À l'occasion de la journée mondiale des animaux du 4 octobre, plongeons dans l'univers fascinant des animaux qui peuplent les textes religieux. Bien que certains suscitent des phobies comme l'arachnophobie (la peur des araignées) ou l'ophiophobie (la peur des serpents), ces créatures jouent des rôles essentiels dans les traditions spirituelles.


LES MESSAGERS D'ESPOIR


La colombe de Noé : symbole universel de paix

La colombe, animal devenu symbole de paix et d’amour, est associée dans la tradition juive et biblique au prophète Noé (Noah). En effet, dans le chapitre 8 de la Genèse au verset 11, Noah envoie une Yona, une colombe, qui revient avec une branche d’olivier : cela signifie que les eaux du Déluge se sont abaissées, et que la terre redevient habitable. Symbole d’espoir et de renaissance, la colombe tenant cette branche d’olivier reste aujourd’hui utilisée dans de nombreuses manifestations. L'association de la colombe au récit du déluge est donc basée sur son rôle dans le récit biblique en tant qu'oiseau envoyé par Noé pour vérifier l'état des eaux après le déluge. Cette colombe est souvent interprétée comme un symbole de paix, de réconciliation et d'espoir, car elle a apporté des nouvelles rassurantes à Noé et à sa famille, annonçant la fin du déluge et le début d'une nouvelle ère. Cela n’apparait pas dans l’islam, qui indique « Et il fut dit: « Ô terre, absorbe ton eau ! Et toi, ciel, cesse [de pleuvoir] ! » L'eau baissa, l'ordre fut exécuté et l'arche s'installa sur le Jûdi, et il fut dit: « Que disparaissent les gens pervers ! » »[1] et qui ne parle pas d’une colombe permettant de juger le niveau de l’eau.

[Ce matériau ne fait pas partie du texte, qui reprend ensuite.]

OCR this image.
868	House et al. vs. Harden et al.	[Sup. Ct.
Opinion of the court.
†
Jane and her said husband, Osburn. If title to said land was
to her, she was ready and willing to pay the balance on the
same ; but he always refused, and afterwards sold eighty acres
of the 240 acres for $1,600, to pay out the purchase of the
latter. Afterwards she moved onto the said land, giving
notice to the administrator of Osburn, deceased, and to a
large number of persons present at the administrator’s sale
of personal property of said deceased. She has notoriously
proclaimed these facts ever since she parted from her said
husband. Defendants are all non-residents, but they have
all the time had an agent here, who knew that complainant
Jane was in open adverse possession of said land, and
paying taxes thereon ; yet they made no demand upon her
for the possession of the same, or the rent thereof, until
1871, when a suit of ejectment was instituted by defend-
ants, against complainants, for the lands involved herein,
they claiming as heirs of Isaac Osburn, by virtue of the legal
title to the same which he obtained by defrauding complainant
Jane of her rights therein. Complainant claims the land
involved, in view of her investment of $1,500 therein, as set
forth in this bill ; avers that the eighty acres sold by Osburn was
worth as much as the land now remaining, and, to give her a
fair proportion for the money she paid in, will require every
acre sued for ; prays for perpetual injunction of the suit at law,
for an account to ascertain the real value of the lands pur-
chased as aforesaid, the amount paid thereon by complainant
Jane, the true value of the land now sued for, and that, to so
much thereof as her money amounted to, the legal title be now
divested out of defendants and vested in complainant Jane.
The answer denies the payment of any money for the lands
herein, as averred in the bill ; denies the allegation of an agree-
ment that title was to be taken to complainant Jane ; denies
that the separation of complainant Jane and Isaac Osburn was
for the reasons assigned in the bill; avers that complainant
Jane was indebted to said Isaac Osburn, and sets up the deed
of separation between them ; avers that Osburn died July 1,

Daniel et les lions : la protection divine

Le lien entre Daniel et les lions se trouve dans l'histoire biblique de Daniel, racontée dans le Livre de Daniel[2]. Selon le récit, Daniel était un prophète et un conseiller du roi de Babylone. En raison de sa fidélité à Dieu et de son refus de renoncer à ses croyances religieuses, Daniel fut jeté dans une fosse aux lions par les conseillers jaloux du roi, qui avaient réussi à convaincre le roi de promulguer un décret interdisant de prier tout autre dieu que le roi lui-même. C’est alors qu’un miracle s’opéra : dans la fosse aux lions, Dieu protégea Daniel, et les lions ne lui firent aucun mal. Le roi découvrit le lendemain matin que Daniel était en vie, et ce dernier expliqua au roi que Dieu avait envoyé un ange pour fermer la gueule des lions, préservant ainsi sa vie[3]. On retrouve également ce récit dans la tradition musulmane, avec des détails différents mais la même finalité. Ibn Abi Ad Dunya rapporte d’après ‘Abd Ar Rahman Ibn Abi Az Zinad que son père a dit : « j’ai vu à la main de Abu Burdah le fils de Abu Musa al Ashari un sceau sur la pierre duquel étaient sculptés deux lions léchant un homme entre eux deux ». Abu Burdah dit « c’est le sceau de cet homme qui est mort et dont les gens prétendent qu’il s’agit de Danyal – Danyal a été jeté dans la fosse aux lions mais le lion et sa femelle le léchèrent et ne lui firent aucun mal. Sa mère arriva et trouva les lions en train de le lécher et Allah le sauva et il devint prophète ». Abu Musa rapporta que les savants de cette ville lui ont dit que Danyal fit alors graver son image et celle des deux lions qui le léchaient sur la pierre de son sceau afin de ne pas oublier le bienfait d’Allah.[4]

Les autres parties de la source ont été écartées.